Überraschende Ausbrüche von Homophobie

Obwohl der Staat Israel heute weltweit zu den Vorreitern in Sachen Gerechtigkeit und Gleichstellung für Schwule und Lesben zählt, kam es in den letzten Tagen mehrfach zu Beleidigungen, Hetzreden und Übergriffen. Abgeordnete der sefardisch-fundamentalistischen Shas-Partei versuchten in der Kneseth Redebeiträge liberaler Politiker zur schwul-lesbischen Gleichberechtigung niederzubrüllen. 

"Homosexuelle sind Kranke, die Behandlung benötigen", rief Nissim Ze'ev, Knessetmitglied der Shas-Partei. "Die haben einen Defekt und brauchen Behandlung um das zu ändern". Ze'ev sagte, die Anerkennung homosexueller Rechte durch die Knesset bringe Schande über Israels Legislative. "Homosexuelle zu akzeptieren ist eine Katastrophe für die Gesellschaft". Einige ShaS-Vertreter forderten eine Änderung der religiösen Gesetzgebung: Eltern sollen in Zukunft für ihre homosexuellen Kinder Schiw'a sitzen.

Yael Dayan ist schon seit Jahren eine der prominentesten Befürworterinnen der Gleichberechtigung sexueller Minderheiten. Letzte Woche organisierte sie in der Kneseth eine Feierstunde zum 25. Jahrestag der israelischen Vereinigung für Schwule und Lesben (Agudah). Während der Veranstaltung entfaltete sie die Regenbogenfahne.

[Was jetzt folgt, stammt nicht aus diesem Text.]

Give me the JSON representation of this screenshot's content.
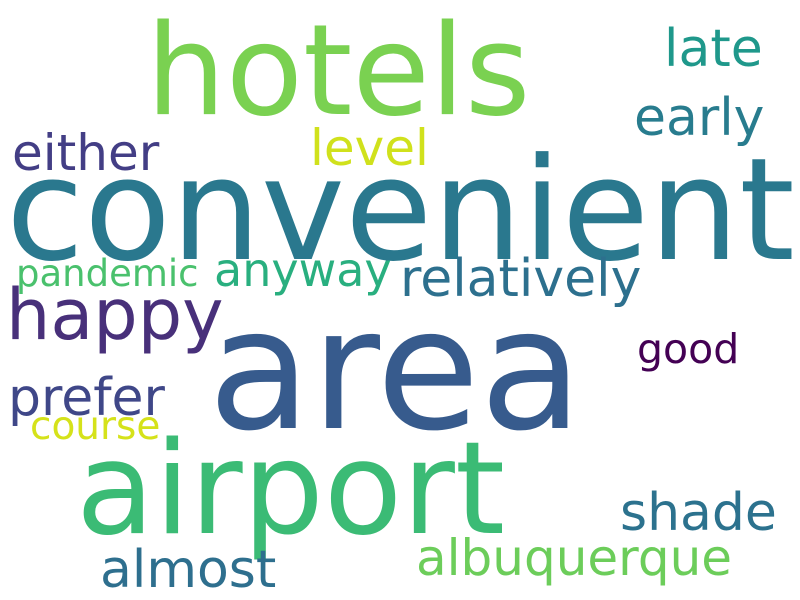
{
  "cloud": {
    "background": "#ffffff",
    "words": [
      {
        "key": "hotels",
        "text": "hotels",
        "color": "#7ad151"
      },
      {
        "key": "late",
        "text": "late",
        "color": "#1f988b"
      },
      {
        "key": "early",
        "text": "early",
        "color": "#287c8e"
      },
      {
        "key": "level",
        "text": "level",
        "color": "#d0e11c"
      },
      {
        "key": "either",
        "text": "either",
        "color": "#433e85"
      },
      {
        "key": "convenient",
        "text": "convenient",
        "color": "#2a788e"
      },
      {
        "key": "anyway",
        "text": "anyway",
        "color": "#29af7f"
      },
      {
        "key": "pandemic",
        "text": "pandemic",
        "color": "#4ac16d"
      },
      {
        "key": "relatively",
        "text": "relatively",
        "color": "#2d708e"
      },
      {
        "key": "happy",
        "text": "happy",
        "color": "#48307a"
      },
      {
        "key": "area",
        "text": "area",
        "color": "#375b8d"
      },
      {
        "key": "good",
        "text": "good",
        "color": "#440154"
      },
      {
        "key": "prefer",
        "text": "prefer",
        "color": "#3f4788"
      },
      {
        "key": "course",
        "text": "course",
        "color": "#d5e21a"
      },
      {
        "key": "airport",
        "text": "airport",
        "color": "#3bbb75"
      },
      {
        "key": "shade",
        "text": "shade",
        "color": "#2c728e"
      },
      {
        "key": "albuquerque",
        "text": "albuquerque",
        "color": "#6ccd5a"
      },
      {
        "key": "almost",
        "text": "almost",
        "color": "#2e6f8e"
      }
    ]
  }
}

Zwei Tage vor der Veranstaltung wurden auf die Mauern von Yael Dayans Haus Parolen gesprüht: 'Homos geht nach Hause' war in roter Farbe zu lesen. "Ich habe schon in der Vergangenheit Drohanrufe erhalten", sagte Dayan, Tochter des legendären Generals Mosheh Dayan,  "aber das ist das erste Mal, dass meine Privatsphäre verletzt wurde". Dayan unterrichtete die Polizei über den Vorfall, hat aber nicht um permanenten Polizeischutz gebeten.

Nach zahlreichen Hetzreden fundamentalistischer Politiker fanden nur noch wenige Volksvertreter die Zivilcourage zur Teilnahme an der Jubiläumsfeier in der Kneseth. Neben Dayan nahmen nur Mitglieder der Fraktionen von Shinuj und Meretz teil. Zehava Gal-on (MeReZ) meinte, jene, die Homosexuelle angreifen, seien 'unaufgeklärt' und hätten Angst vor jedem Kontakt mit Homosexuellen. Diese Angst ist am allergrößten bei denen, die ihre eigenen homosexuellen Anteile verleugnen und sich aufgrund ihrer eigenen Unsicherheit bedroht fühlen. 

Michal Eden, Sprecherin der Tel-Aviv Munizipalität, hält Ze'evs Aussagen für gefährlich und befürchtet, sie könnten zu Depression und (G'tt behüte) Selbstmord bei Jugendlichen führen. Laut Eden (MeReZ) passen Ze'evs Ansichten eher in den Iran als nach Israel.

[SOUND] [Text zum Sound]

Da sich die ShaS-Partei als eine religiöse Bewegung sieht und auch der Schlagersänger Arie Silber sich auf die religiöse Tradition beruft, sollten deren Aussagenkurz im religiösen Kontext betrachtet werden.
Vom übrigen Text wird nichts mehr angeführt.